Meta Speech to Speech Translation

Meta released, in early November 2022, SpeechMatrix, a large-scale multilingual corpus of speech-to-speech translations. The goal, according to Meta, is to make the development of speech-to-speech translation (S2ST) systems easier.

SpeechMatrix was mined from real speech; that is, European Parliament recordings. It contains speech alignments in 136 languages, at an average of 1,537 hours of source speech in each direction, making a total of more than 418,000 hours of speech.

“To the best of our knowledge, SpeechMatrix is by far the largest freely available speech-to-speech translation corpus,” wrote the Meta researchers in their paper.

Data Scarcity

As mentioned in the Slator Interpreting Services and Technology Report, big tech companies and academia are driving rapid advancements in the area of speech-to-speech translation.

Speech-to-speech translation models can be indirect — via text and machine translation — or. direct, building machine learning models based on audio recordings of speech in source and target languages.

Direct models are attracting more research interest and have many advantages. For instance, they apply to the translation of languages without a well-defined writing script as direct models do not rely on any intermediate text. However, model training is faced with the major issue of data scarcity.

As the researchers explained, “Human-labeled speech data is expensive to create, there are very few data resources providing parallel speech, and the data amount is quite limited.”

Mined Data Quality and Multilingual S2ST

To evaluate the quality of the mined data, the Meta researchers trained bilingual speech-to-speech translation models on SpeechMatrix data and reported on translation performance.

Enabled by the multilinguality of SpeechMatrix, they also explored multilingual speech-to-speech translation.

According to the same paper, “There are very few studies of multilingual speech-to-speech translation, partially due to the lack of multilingual speech-to-speech resources.

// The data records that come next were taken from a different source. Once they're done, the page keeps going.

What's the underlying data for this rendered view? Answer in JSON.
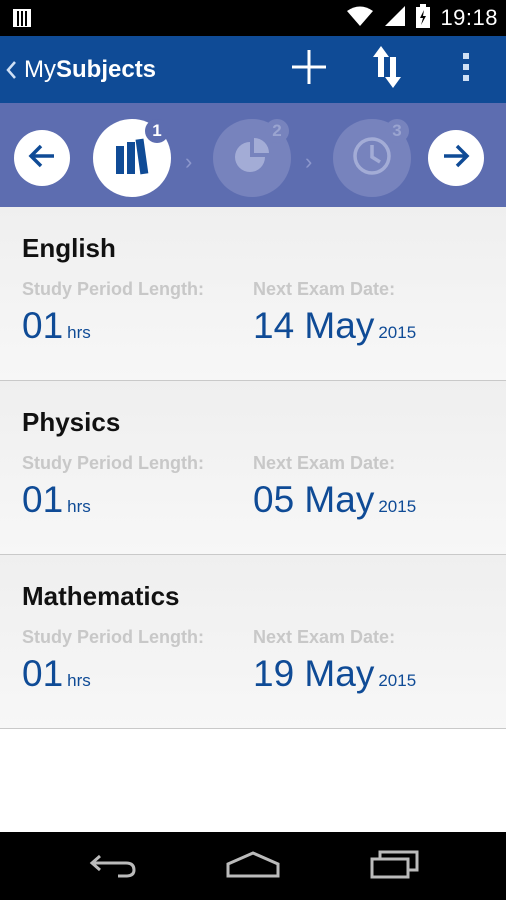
{
  "status_bar": {
    "time": "19:18"
  },
  "action_bar": {
    "title_light": "My",
    "title_bold": "Subjects"
  },
  "steps": [
    {
      "number": "1",
      "icon": "books-icon",
      "active": true
    },
    {
      "number": "2",
      "icon": "pie-chart-icon",
      "active": false
    },
    {
      "number": "3",
      "icon": "clock-icon",
      "active": false
    }
  ],
  "subjects": [
    {
      "name": "English",
      "study_label": "Study Period Length:",
      "study_value": "01",
      "study_unit": "hrs",
      "exam_label": "Next Exam Date:",
      "exam_date": "14 May",
      "exam_year": "2015"
    },
    {
      "name": "Physics",
      "study_label": "Study Period Length:",
      "study_value": "01",
      "study_unit": "hrs",
      "exam_label": "Next Exam Date:",
      "exam_date": "05 May",
      "exam_year": "2015"
    },
    {
      "name": "Mathematics",
      "study_label": "Study Period Length:",
      "study_value": "01",
      "study_unit": "hrs",
      "exam_label": "Next Exam Date:",
      "exam_date": "19 May",
      "exam_year": "2015"
    }
  ],
  "colors": {
    "primary": "#0f4b96",
    "steps_bg": "#5d6db0",
    "label_gray": "#c8c8c8"
  }
}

With the massively multilingual data we have mined, we are able to explore multilingual S2ST training.”

The researchers discovered that strong S2ST models can be trained with mined data and validated the good quality of speech alignments across languages.

In addition, they demonstrated that model pre-training, sparse scaling using Mixture-of-Experts — an ensemble machine-learning technique where the number of parameters of the model increases in magnitude without sacrificing computation efficiency — and multilinguality can “bring large gains to translation performance.”

The researchers hope that this work can help others develop textless, speech-to-speech translation systems for other written and unwritten languages.

Everything related to SpeechMatrix is open source and accessible for download via the GitHub repository.